2. Choisissez votre rythme. Vous êtes plus jogging que yoga, plus fitness que méditation? Bougez à votre rythme, selon votre personnalité et vos besoins. Il n’y a qu’une seule façon de prendre soin de soi: écouter, accueillir et respecter ses propres ressentis.
3. Apprivoisez le plaisir. Une tasse d’excellent thé, une heure à lire emmitouflée dans une couverture, un plateau-télé spécial régression… Une fois ce plaisir savouré, notez vos sensations et émotions, y compris les moins confortables (gêne, culpabilité, tension, honte etc.). Vous apprendrez à affiner votre sens du plaisir en comprenant ce qui vous empêche de le vivre pleinement.

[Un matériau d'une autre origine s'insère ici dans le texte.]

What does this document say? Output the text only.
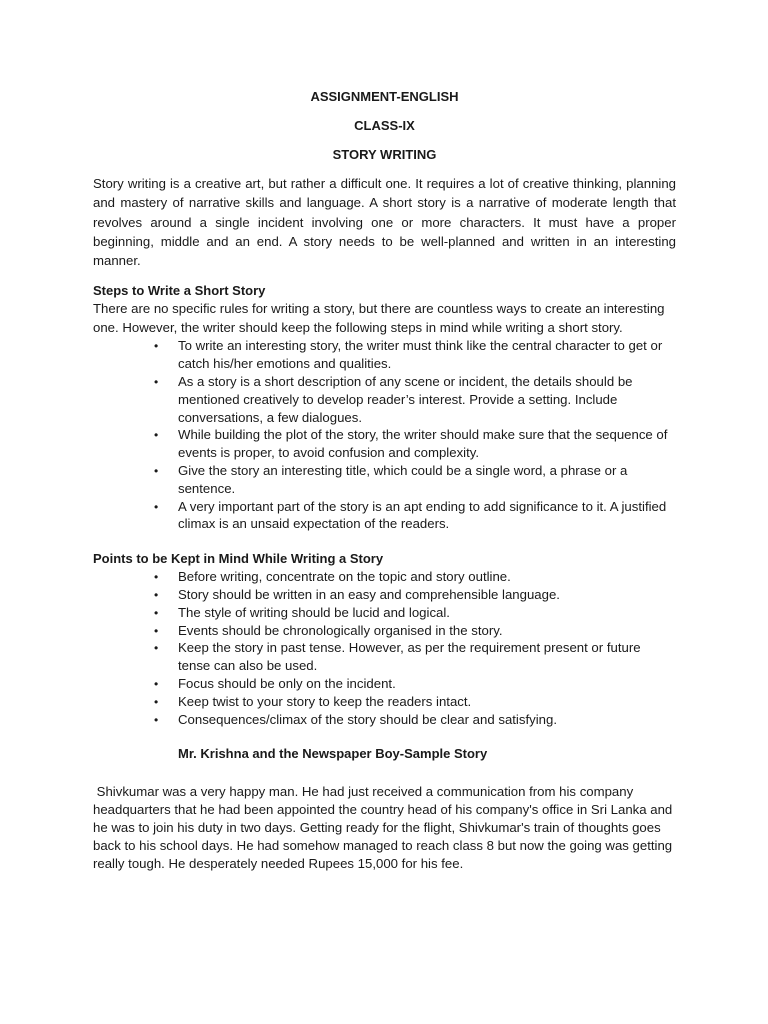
ASSIGNMENT-ENGLISH

CLASS-IX

STORY WRITING

Story writing is a creative art, but rather a difficult one. It requires a lot of creative thinking, planning and mastery of narrative skills and language. A short story is a narrative of moderate length that revolves around a single incident involving one or more characters. It must have a proper beginning, middle and an end. A story needs to be well-planned and written in an interesting manner.

Steps to Write a Short Story

There are no specific rules for writing a story, but there are countless ways to create an interesting one. However, the writer should keep the following steps in mind while writing a short story.

•	To write an interesting story, the writer must think like the central character to get or catch his/her emotions and qualities.
•	As a story is a short description of any scene or incident, the details should be mentioned creatively to develop reader’s interest. Provide a setting. Include conversations, a few dialogues.
•	While building the plot of the story, the writer should make sure that the sequence of events is proper, to avoid confusion and complexity.
•	Give the story an interesting title, which could be a single word, a phrase or a sentence.
•	A very important part of the story is an apt ending to add significance to it. A justified climax is an unsaid expectation of the readers.

Points to be Kept in Mind While Writing a Story

•	Before writing, concentrate on the topic and story outline.
•	Story should be written in an easy and comprehensible language.
•	The style of writing should be lucid and logical.
•	Events should be chronologically organised in the story.
•	Keep the story in past tense. However, as per the requirement present or future tense can also be used.
•	Focus should be only on the incident.
•	Keep twist to your story to keep the readers intact.
•	Consequences/climax of the story should be clear and satisfying.

Mr. Krishna and the Newspaper Boy-Sample Story

Shivkumar was a very happy man. He had just received a communication from his company headquarters that he had been appointed the country head of his company's office in Sri Lanka and he was to join his duty in two days. Getting ready for the flight, Shivkumar's train of thoughts goes back to his school days. He had somehow managed to reach class 8 but now the going was getting really tough. He desperately needed Rupees 15,000 for his fee.
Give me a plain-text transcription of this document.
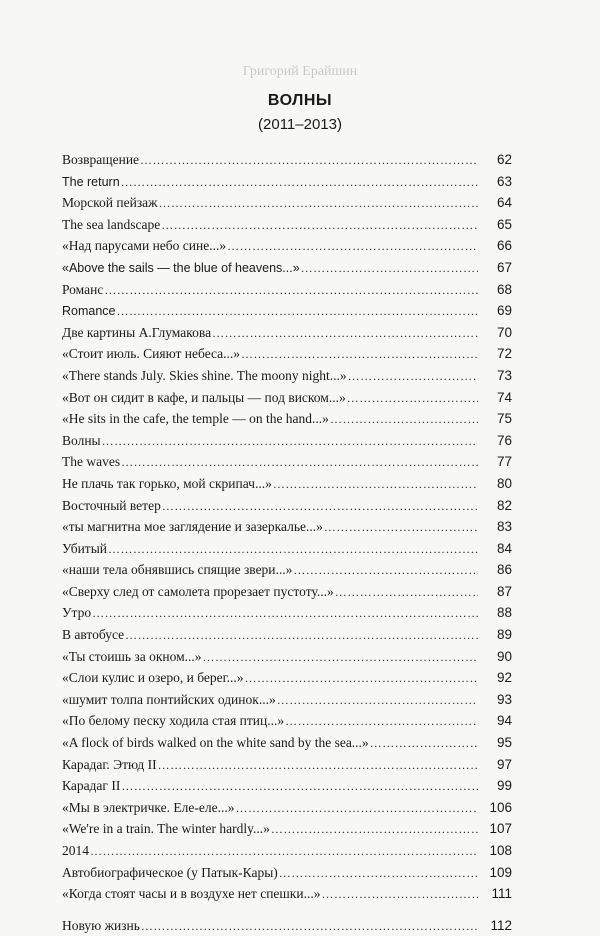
Григорий Ерайшин
ВОЛНЫ
(2011–2013)
Возвращение ……………………………………………………………………………………………………………………………………………………………………………………………	62
The return ……………………………………………………………………………………………………………………………………………………………………………………………	63
Морской пейзаж ……………………………………………………………………………………………………………………………………………………………………………………………	64
The sea landscape ……………………………………………………………………………………………………………………………………………………………………………………………	65
«Над парусами небо сине...» ……………………………………………………………………………………………………………………………………………………………………………………………	66
«Above the sails — the blue of heavens...» ……………………………………………………………………………………………………………………………………………………………………………………………	67
Романс ……………………………………………………………………………………………………………………………………………………………………………………………	68
Romance ……………………………………………………………………………………………………………………………………………………………………………………………	69
Две картины А.Глумакова ……………………………………………………………………………………………………………………………………………………………………………………………	70
«Стоит июль. Сияют небеса...» ……………………………………………………………………………………………………………………………………………………………………………………………	72
«There stands July. Skies shine. The moony night...» ……………………………………………………………………………………………………………………………………………………………………………………………	73
«Вот он сидит в кафе, и пальцы — под виском...» ……………………………………………………………………………………………………………………………………………………………………………………………	74
«He sits in the cafe, the temple — on the hand...» ……………………………………………………………………………………………………………………………………………………………………………………………	75
Волны ……………………………………………………………………………………………………………………………………………………………………………………………	76
The waves ……………………………………………………………………………………………………………………………………………………………………………………………	77
Не плачь так горько, мой скрипач...» ……………………………………………………………………………………………………………………………………………………………………………………………	80
Восточный ветер ……………………………………………………………………………………………………………………………………………………………………………………………	82
«ты магнитна мое заглядение и зазеркалье...» ……………………………………………………………………………………………………………………………………………………………………………………………	83
Убитый ……………………………………………………………………………………………………………………………………………………………………………………………	84
«наши тела обнявшись спящие звери...» ……………………………………………………………………………………………………………………………………………………………………………………………	86
«Сверху след от самолета прорезает пустоту...» ……………………………………………………………………………………………………………………………………………………………………………………………	87
Утро ……………………………………………………………………………………………………………………………………………………………………………………………	88
В автобусе ……………………………………………………………………………………………………………………………………………………………………………………………	89
«Ты стоишь за окном...» ……………………………………………………………………………………………………………………………………………………………………………………………	90
«Слои кулис и озеро, и берег...» ……………………………………………………………………………………………………………………………………………………………………………………………	92
«шумит толпа понтийских одинок...» ……………………………………………………………………………………………………………………………………………………………………………………………	93
«По белому песку ходила стая птиц...» ……………………………………………………………………………………………………………………………………………………………………………………………	94
«A flock of birds walked on the white sand by the sea...» ……………………………………………………………………………………………………………………………………………………………………………………………	95
Карадаг. Этюд II ……………………………………………………………………………………………………………………………………………………………………………………………	97
Карадаг II ……………………………………………………………………………………………………………………………………………………………………………………………	99
«Мы в электричке. Еле-еле...» ……………………………………………………………………………………………………………………………………………………………………………………………	106
«We're in a train. The winter hardly...» ……………………………………………………………………………………………………………………………………………………………………………………………	107
2014 ……………………………………………………………………………………………………………………………………………………………………………………………	108
Автобиографическое (у Патык-Кары) ……………………………………………………………………………………………………………………………………………………………………………………………	109
«Когда стоят часы и в воздухе нет спешки...» ……………………………………………………………………………………………………………………………………………………………………………………………	111
Новую жизнь ……………………………………………………………………………………………………………………………………………………………………………………………	112
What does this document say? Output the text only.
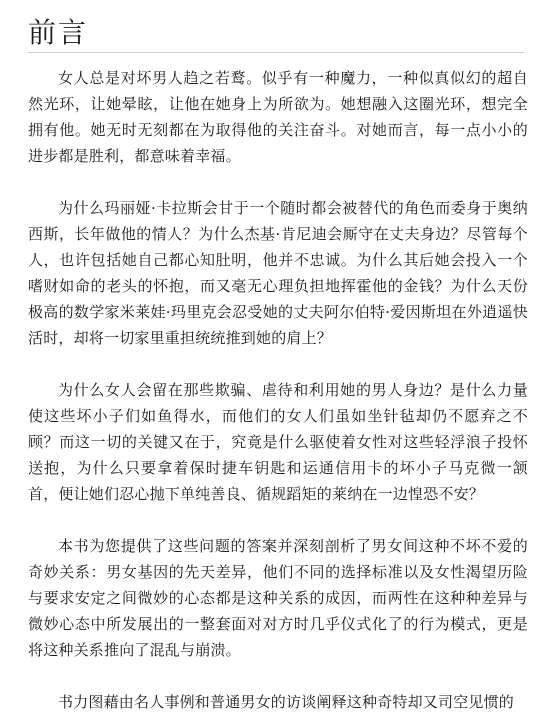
前言

女人总是对坏男人趋之若鹜。似乎有一种魔力，一种似真似幻的超自然光环，让她晕眩，让他在她身上为所欲为。她想融入这圈光环，想完全拥有他。她无时无刻都在为取得他的关注奋斗。对她而言，每一点小小的进步都是胜利，都意味着幸福。

为什么玛丽娅·卡拉斯会甘于一个随时都会被替代的角色而委身于奥纳西斯，长年做他的情人？为什么杰基·肯尼迪会厮守在丈夫身边？尽管每个人，也许包括她自己都心知肚明，他并不忠诚。为什么其后她会投入一个嗜财如命的老头的怀抱，而又毫无心理负担地挥霍他的金钱？为什么天份极高的数学家米莱娃·玛里克会忍受她的丈夫阿尔伯特·爱因斯坦在外逍遥快活时，却将一切家里重担统统推到她的肩上？

为什么女人会留在那些欺骗、虐待和利用她的男人身边？是什么力量使这些坏小子们如鱼得水，而他们的女人们虽如坐针毡却仍不愿弃之不顾？而这一切的关键又在于，究竟是什么驱使着女性对这些轻浮浪子投怀送抱，为什么只要拿着保时捷车钥匙和运通信用卡的坏小子马克微一颔首，便让她们忍心抛下单纯善良、循规蹈矩的莱纳在一边惶恐不安？

本书为您提供了这些问题的答案并深刻剖析了男女间这种不坏不爱的奇妙关系：男女基因的先天差异，他们不同的选择标准以及女性渴望历险与要求安定之间微妙的心态都是这种关系的成因，而两性在这种种差异与微妙心态中所发展出的一整套面对对方时几乎仪式化了的行为模式，更是将这种关系推向了混乱与崩溃。

书力图藉由名人事例和普通男女的访谈阐释这种奇特却又司空见惯的
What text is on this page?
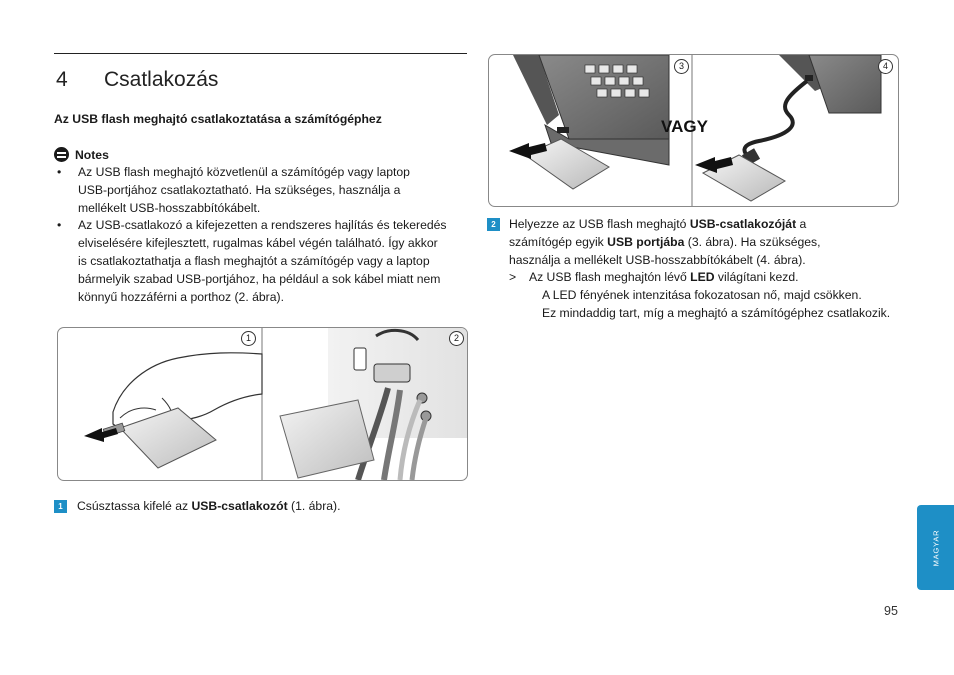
4 Csatlakozás
Az USB flash meghajtó csatlakoztatása a számítógéphez
Notes
• Az USB flash meghajtó közvetlenül a számítógép vagy laptop
USB-portjához csatlakoztatható. Ha szükséges, használja a
mellékelt USB-hosszabbítókábelt.
• Az USB-csatlakozó a kifejezetten a rendszeres hajlítás és tekeredés
elviselésére kifejlesztett, rugalmas kábel végén található. Így akkor
is csatlakoztathatja a flash meghajtót a számítógép vagy a laptop
bármelyik szabad USB-portjához, ha például a sok kábel miatt nem
könnyű hozzáférni a porthoz (2. ábra).
1	2
VAGY
3	4
1	Csúsztassa kifelé az USB-csatlakozót (1. ábra).
2	Helyezze az USB flash meghajtó USB-csatlakozóját a
számítógép egyik USB portjába (3. ábra). Ha szükséges,
használja a mellékelt USB-hosszabbítókábelt (4. ábra).
> Az USB flash meghajtón lévő LED világítani kezd.
A LED fényének intenzitása fokozatosan nő, majd csökken.
Ez mindaddig tart, míg a meghajtó a számítógéphez csatlakozik.
MAGYAR
95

4. Prenez conscience de vos gestes (la pleine présence). En vous lavant, en vous maquillant, en buvant du café, en vous habillant, en marchant, en mangeant ralentissez votre tempo et prêtez attention aux sensations que ces gestes vous procurent. Plus nous agissons en automates, plus nous oublions notre corps, et plus nous le négligeons.
5. Félicitez-vous. Chaque petit soin, chaque petite attention que vous vous accordez est un grand pas vers la liberté intérieure. Bien se traiter est difficile pour la plupart d’entre nous, ne l’oubliez pas!
6. Ne placez pas la barre trop haut. Notez sur un carnet toutes vos phrases et pensées qui commencent par «Je dois», «Je ne dois pas», «Il faut», «Il ne faut pas», «T’as qu’à». Peut-être prendrez-vous conscience que vos objectifs en matière de nutrition, de forme, de beauté sont trop contraignants, donc difficiles ou impossibles à atteindre. Se montrer trop exigeant avec soi c’est aussi se maltraiter.
7. Faites équipe. À deux ou en groupe, on est plus motivé car plus soutenu. Massages, piscine, cours de musique ou de danse, créez votre réseau «bien-être». Surtout, serrez-vous les coudes; pas de jugements ni de comparaisons… que de la bienveillance entre vous!